Уборочная порой затягивалась до глубокой осени, до первых холодов, а там зима, короткая передышка до весны, если не считать лесозаготовок, в которых участвовали не все колхозники, а весной новое начало деревенских и колхозных работ – весь сезонный сельский цикл повторяется сначала.

И так годами, десятилетиями, от рождения и до смерти – изнашивался народ быстро. А ведь еще свои огороды, своя скотина – семью-то кормить надо. Вставали в деревне с первыми петухами, а ложились заполночь.

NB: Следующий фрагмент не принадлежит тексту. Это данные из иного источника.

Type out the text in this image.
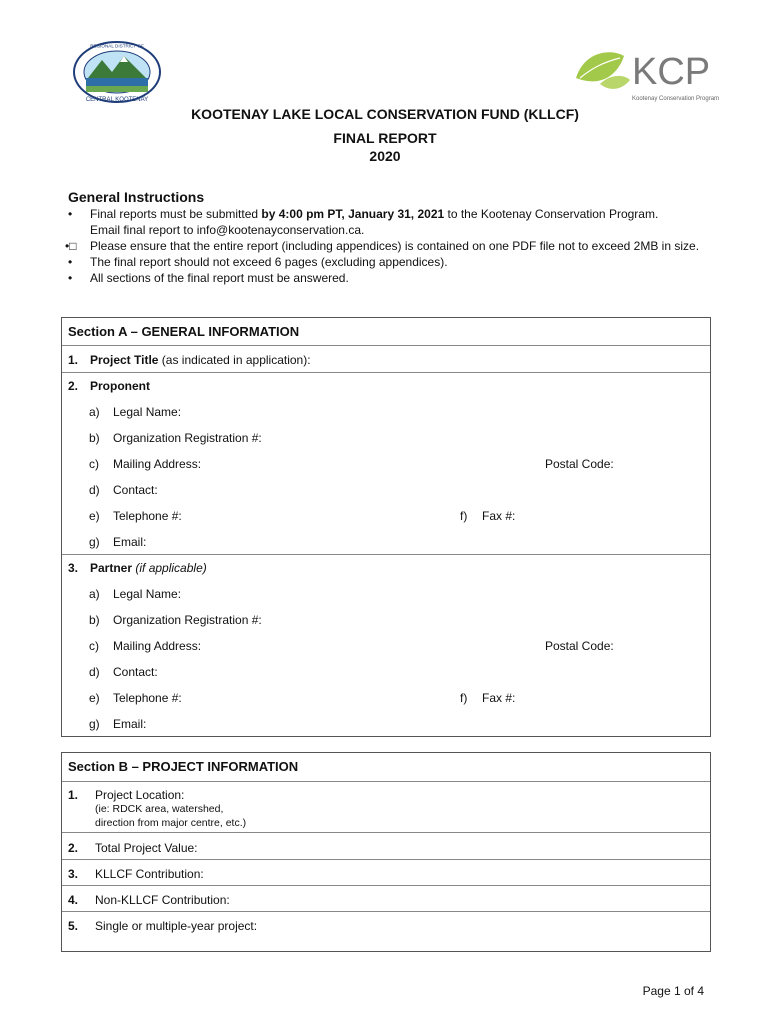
REGIONAL DISTRICT OF
CENTRAL KOOTENAY
KCP
Kootenay Conservation Program
KOOTENAY LAKE LOCAL CONSERVATION FUND (KLLCF)
FINAL REPORT
2020
General Instructions
• Final reports must be submitted by 4:00 pm PT, January 31, 2021 to the Kootenay Conservation Program.
Email final report to info@kootenayconservation.ca.
•□ Please ensure that the entire report (including appendices) is contained on one PDF file not to exceed 2MB in size.
• The final report should not exceed 6 pages (excluding appendices).
• All sections of the final report must be answered.
Section A – GENERAL INFORMATION
1. Project Title (as indicated in application):
2. Proponent
a) Legal Name:
b) Organization Registration #:
c) Mailing Address:	Postal Code:
d) Contact:
e) Telephone #:	f) Fax #:
g) Email:
3. Partner (if applicable)
a) Legal Name:
b) Organization Registration #:
c) Mailing Address:	Postal Code:
d) Contact:
e) Telephone #:	f) Fax #:
g) Email:
Section B – PROJECT INFORMATION
1. Project Location:
(ie: RDCK area, watershed,
direction from major centre, etc.)
2. Total Project Value:
3. KLLCF Contribution:
4. Non-KLLCF Contribution:
5. Single or multiple-year project:
Page 1 of 4
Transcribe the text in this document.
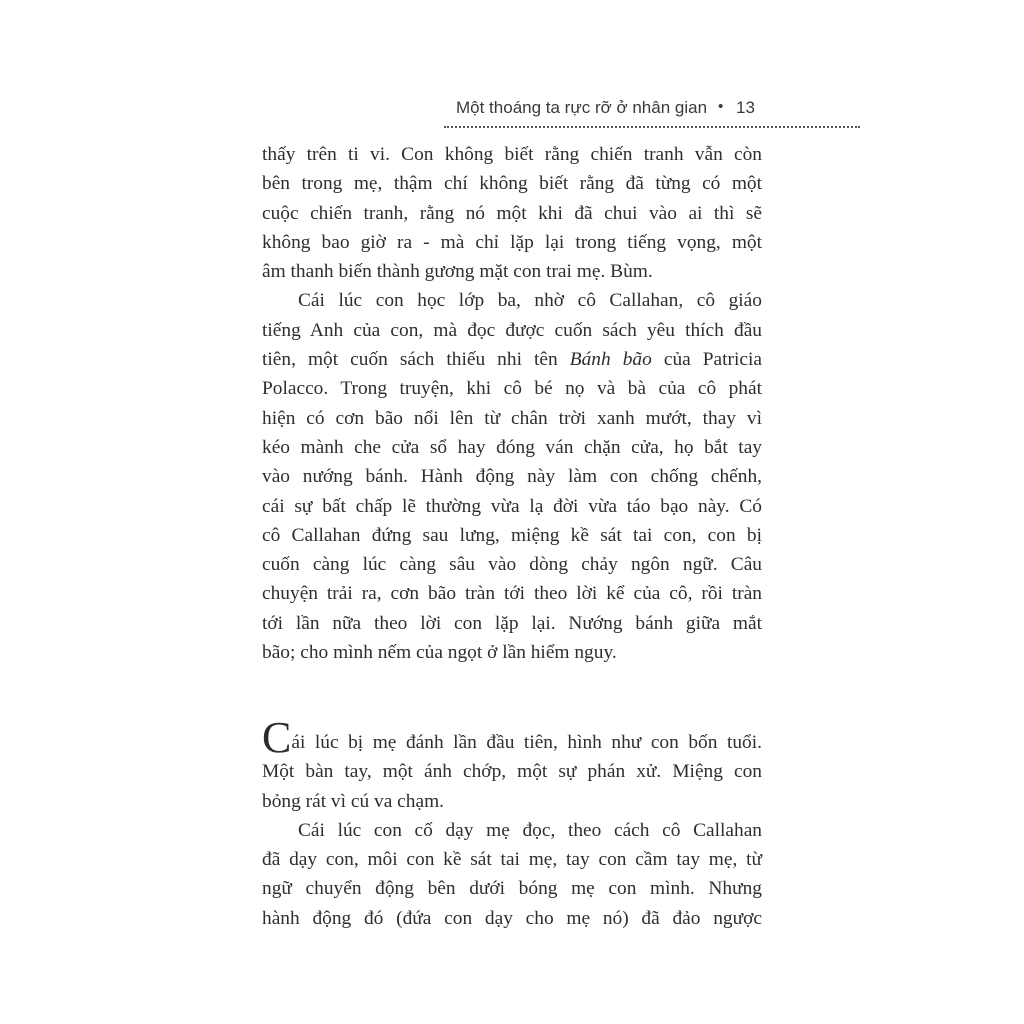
Một thoáng ta rực rỡ ở nhân gian • 13

thấy trên ti vi. Con không biết rằng chiến tranh vẫn còn
bên trong mẹ, thậm chí không biết rằng đã từng có một
cuộc chiến tranh, rằng nó một khi đã chui vào ai thì sẽ
không bao giờ ra - mà chỉ lặp lại trong tiếng vọng, một
âm thanh biến thành gương mặt con trai mẹ. Bùm.

Cái lúc con học lớp ba, nhờ cô Callahan, cô giáo
tiếng Anh của con, mà đọc được cuốn sách yêu thích đầu
tiên, một cuốn sách thiếu nhi tên Bánh bão của Patricia
Polacco. Trong truyện, khi cô bé nọ và bà của cô phát
hiện có cơn bão nổi lên từ chân trời xanh mướt, thay vì
kéo mành che cửa sổ hay đóng ván chặn cửa, họ bắt tay
vào nướng bánh. Hành động này làm con chống chếnh,
cái sự bất chấp lẽ thường vừa lạ đời vừa táo bạo này. Có
cô Callahan đứng sau lưng, miệng kề sát tai con, con bị
cuốn càng lúc càng sâu vào dòng chảy ngôn ngữ. Câu
chuyện trải ra, cơn bão tràn tới theo lời kể của cô, rồi tràn
tới lần nữa theo lời con lặp lại. Nướng bánh giữa mắt
bão; cho mình nếm của ngọt ở lần hiểm nguy.

Cái lúc bị mẹ đánh lần đầu tiên, hình như con bốn tuổi.
Một bàn tay, một ánh chớp, một sự phán xử. Miệng con
bỏng rát vì cú va chạm.

Cái lúc con cố dạy mẹ đọc, theo cách cô Callahan
đã dạy con, môi con kề sát tai mẹ, tay con cầm tay mẹ, từ
ngữ chuyển động bên dưới bóng mẹ con mình. Nhưng
hành động đó (đứa con dạy cho mẹ nó) đã đảo ngược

Иногда напьется мужик и клянет эту свою беспросветную жизнь, да деваться некуда, не уедешь, не уйдешь, паспорта тогда колхозникам не давали. Живи и работай, раз в деревне родился. Вырваться из колхоза могли немногие – пришел парень из армии, мог и уйти из деревни. Или после десятилетки, если поступил учиться в институт или техникум, но таких были единицы на несколько деревень, не всем в деревне удавалось и семь-то классов закончить, какая уж там десятилетка, а кто семью кормить, обрабатывать будет?

По тогдашним правилам семья избранного Председателя колхоза обязана была вступить в члены колхоза, а это значит – каждый совершеннолетний член семьи, а ими в колхозе считались лица старше шестнадцати лет, должен заработать в колхозе 300 трудодней, могут работать не все, но чтобы в сумме трудодней за год на всю семью получилось по закону. Нас было четверо, совершеннолетних двое – мы с матерью – значит мы к концу года должны были заработать 600 трудодней. И зарабатывали!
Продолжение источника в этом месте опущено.